Still, advocates remain determined. Saul Linares, 31, of Hempstead, is part of a group from Long Island that will attend Wednesday's rally at Judson Memorial Church. Once a day laborer, Linares now helps organize day laborers. "We are trying to send a message to Congress," Linares said. "This can get out of the shadows millions of immigrant workers in America."
Last month, Rep. Luis Gutierrez (D-Ill.) introduced a bill that would grant legal status to undocumented immigrants who meet certain conditions.
"I don't think it's realistic to say that immigration reform will be achieved within the next few months, but we can't continue to turn our backs on it," said Rep. Steve Israel (D-Huntington), the sole member of the Long Island delegation who signed on as a co-sponsor.

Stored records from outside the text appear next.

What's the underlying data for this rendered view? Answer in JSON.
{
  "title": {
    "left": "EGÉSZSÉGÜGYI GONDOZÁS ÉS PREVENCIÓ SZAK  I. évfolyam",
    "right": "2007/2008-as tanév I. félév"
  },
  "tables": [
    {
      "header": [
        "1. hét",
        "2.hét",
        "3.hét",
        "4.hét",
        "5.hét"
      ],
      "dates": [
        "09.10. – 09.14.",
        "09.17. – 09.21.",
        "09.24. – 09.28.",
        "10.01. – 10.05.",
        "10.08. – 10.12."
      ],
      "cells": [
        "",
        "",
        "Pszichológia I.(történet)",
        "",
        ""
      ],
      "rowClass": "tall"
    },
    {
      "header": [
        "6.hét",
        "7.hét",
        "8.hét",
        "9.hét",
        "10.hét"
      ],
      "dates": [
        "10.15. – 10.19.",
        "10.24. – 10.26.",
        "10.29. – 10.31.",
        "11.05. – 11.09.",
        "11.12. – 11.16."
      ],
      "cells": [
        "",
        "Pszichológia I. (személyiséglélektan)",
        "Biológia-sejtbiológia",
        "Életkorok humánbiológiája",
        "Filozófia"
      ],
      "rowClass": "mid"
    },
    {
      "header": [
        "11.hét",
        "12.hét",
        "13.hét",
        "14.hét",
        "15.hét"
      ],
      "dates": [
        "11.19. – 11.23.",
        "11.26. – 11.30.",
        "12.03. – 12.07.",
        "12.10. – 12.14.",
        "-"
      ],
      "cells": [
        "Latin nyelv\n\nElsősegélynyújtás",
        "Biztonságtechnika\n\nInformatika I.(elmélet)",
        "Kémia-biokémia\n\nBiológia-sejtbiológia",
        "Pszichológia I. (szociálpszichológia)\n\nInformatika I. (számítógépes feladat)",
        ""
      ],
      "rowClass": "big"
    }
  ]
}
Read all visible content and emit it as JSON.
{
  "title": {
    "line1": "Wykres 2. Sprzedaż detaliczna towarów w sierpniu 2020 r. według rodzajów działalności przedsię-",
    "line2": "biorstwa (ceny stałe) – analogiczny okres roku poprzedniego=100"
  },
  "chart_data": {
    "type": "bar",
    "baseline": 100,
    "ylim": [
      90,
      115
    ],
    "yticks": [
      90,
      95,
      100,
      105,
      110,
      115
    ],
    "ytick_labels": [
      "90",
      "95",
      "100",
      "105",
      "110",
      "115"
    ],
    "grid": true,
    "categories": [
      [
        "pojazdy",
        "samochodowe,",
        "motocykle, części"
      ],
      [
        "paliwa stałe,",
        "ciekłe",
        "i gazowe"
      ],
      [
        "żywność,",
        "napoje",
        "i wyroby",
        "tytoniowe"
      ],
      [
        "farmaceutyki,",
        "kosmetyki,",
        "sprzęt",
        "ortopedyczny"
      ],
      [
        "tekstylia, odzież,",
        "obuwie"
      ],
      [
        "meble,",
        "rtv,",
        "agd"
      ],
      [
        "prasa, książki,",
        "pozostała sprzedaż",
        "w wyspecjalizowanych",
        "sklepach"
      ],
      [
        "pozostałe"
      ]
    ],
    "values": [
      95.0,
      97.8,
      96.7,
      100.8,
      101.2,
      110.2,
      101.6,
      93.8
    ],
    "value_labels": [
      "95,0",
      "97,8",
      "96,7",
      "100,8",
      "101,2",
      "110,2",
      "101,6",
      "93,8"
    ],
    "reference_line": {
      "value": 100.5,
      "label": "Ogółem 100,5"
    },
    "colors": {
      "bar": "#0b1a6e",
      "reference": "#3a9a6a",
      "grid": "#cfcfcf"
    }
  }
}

Schumer's bill, which is still being crafted and expected to be the starting point for serious discussions, is expected to include tougher penalties for undocumented immigrants who want to become legal, and more stringent standards for eligibility.
Not everyone is pushing for change. On the other side are those like Elaine Kahl, chairwoman of the Suffolk County Coalition for Legal Immigration/No Amnesty. "We're totally against amnesty," said Kahl, of Southampton. "We feel very strongly that . . . people that have entered this country illegally should not get a reward for breaking our laws."
Close to home, some advocates worry about the debate's impact on Suffolk County, where the issue of immigration has long struck a chord, resulting in violence, even deaths.
"That's what we're very troubled about," said Patrick Young, director of the Central American Refugee Center in Hempstead. "After the 2007 debate, because immigrants were vilified, we definitely saw a perceptible uptick in anti-immigrant sentiment - on Long Island and elsewhere."